Twenty percent of Americans with diabetes don't know they’ve the disease.

Epidemic diseases

The pandemic has created widespread disruptions for people living with diabetes. Many people find it difficult to maintain appointments with their health care providers. Some found it difficult Get access to their medicines.. For many, weight loss program and physical activity were also affected.

We conducted a broad, systematic review of 139 studies in a couple of million people to look at the impact of the epidemic on individuals with diabetes. Evidence showed that folks were more likely. Dying from diabetes during an epidemic It was more likely than before Loss of vision due to diabetes through the pandemic than before. People with diabetes need regular eye checkups to assist protect their vision. This checkup Not often during epidemics.and folks's eyesight was affected consequently.

We also found that young individuals with diabetes do particularly poorly. Children and adolescents with type 1 diabetes usually tend to be hospitalized for a life-threatening condition. Diabetic ketoacidosiswhich happens when your blood becomes toxic because your body doesn't make enough insulin.

There were admissions to pediatric intensive care units for diabetes.

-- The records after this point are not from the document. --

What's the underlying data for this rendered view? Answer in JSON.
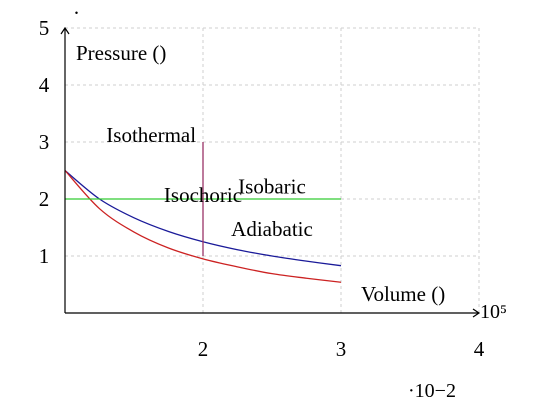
{
  "chart_data": {
    "type": "line",
    "title": "",
    "xlabel": "Volume ()",
    "ylabel": "Pressure ()",
    "x_multiplier": "·10−2",
    "y_multiplier": "10⁵",
    "top_mark": "·",
    "xlim": [
      1,
      4
    ],
    "ylim": [
      0,
      5
    ],
    "x_ticks": [
      "2",
      "3",
      "4"
    ],
    "y_ticks": [
      "1",
      "2",
      "3",
      "4",
      "5"
    ],
    "grid": true,
    "series": [
      {
        "color": "#1a1a99",
        "x": [
          1,
          1.25,
          1.5,
          1.75,
          2,
          2.25,
          2.5,
          2.75,
          3
        ],
        "y": [
          2.5,
          2.0,
          1.67,
          1.43,
          1.25,
          1.11,
          1.0,
          0.91,
          0.83
        ]
      },
      {
        "color": "#cc2222",
        "x": [
          1,
          1.25,
          1.5,
          1.75,
          2,
          2.25,
          2.5,
          2.75,
          3
        ],
        "y": [
          2.5,
          1.83,
          1.42,
          1.14,
          0.95,
          0.81,
          0.69,
          0.61,
          0.54
        ]
      },
      {
        "color": "#33cc33",
        "x": [
          1,
          3
        ],
        "y": [
          2.0,
          2.0
        ]
      },
      {
        "color": "#993366",
        "x": [
          2,
          2
        ],
        "y": [
          1.0,
          3.0
        ]
      }
    ],
    "annotations": [
      {
        "text": "Isothermal",
        "x": 1.95,
        "y": 3.0
      },
      {
        "text": "Isobaric",
        "x": 2.5,
        "y": 2.1
      },
      {
        "text": "Isochoric",
        "x": 2.0,
        "y": 1.95
      },
      {
        "text": "Adiabatic",
        "x": 2.5,
        "y": 1.35
      }
    ]
  }
}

More than ever during the pandemic. It could also be that folks have delayed looking for care, or are unable to access care due to the pandemic. This may mean that by the point young individuals with diabetes arrive on the hospital, they’re already really, really sick.


However, there continues to be loads of reason for optimism. There are vaccines for COVID-19. Markedly reduced the chance of dying Or really get it? Ill with COVID-19and in lots of countries, people living with diabetes Vaccines are preferred..

There are also advances in diabetes care. Better diabetes management, whether through technologies reminiscent of insulin pumps or continuous glucose monitors, behavioral changes or medications, might help reduce the danger of COVID-19 and other infections.

Weight-loss drugs can also play a task in stopping diabetes, however it's too early to say obviously.

Time will tell what the lasting effects of the pandemic shall be. Complications of diabetes can often develop over a few years, so researchers like me may even see more individuals with diabetes complications five to 10 years from now consequently of challenges with diabetes management through the pandemic.

Regular surveillance, especially of groups most affected by the pandemic, is more likely to help. Many complications of diabetes may be successfully treated if caught early.

My team found that amongst people living with diabetes, women, young people, and folks from racial and ethnic minority groups are probably the most affected by the epidemic. These are groups that will struggle more to access care with insulin costs and access. One particularly critical issue remains..

Efforts to make insulin and health care more accessible might help improve diabetes outcomes before, during, and after the pandemic.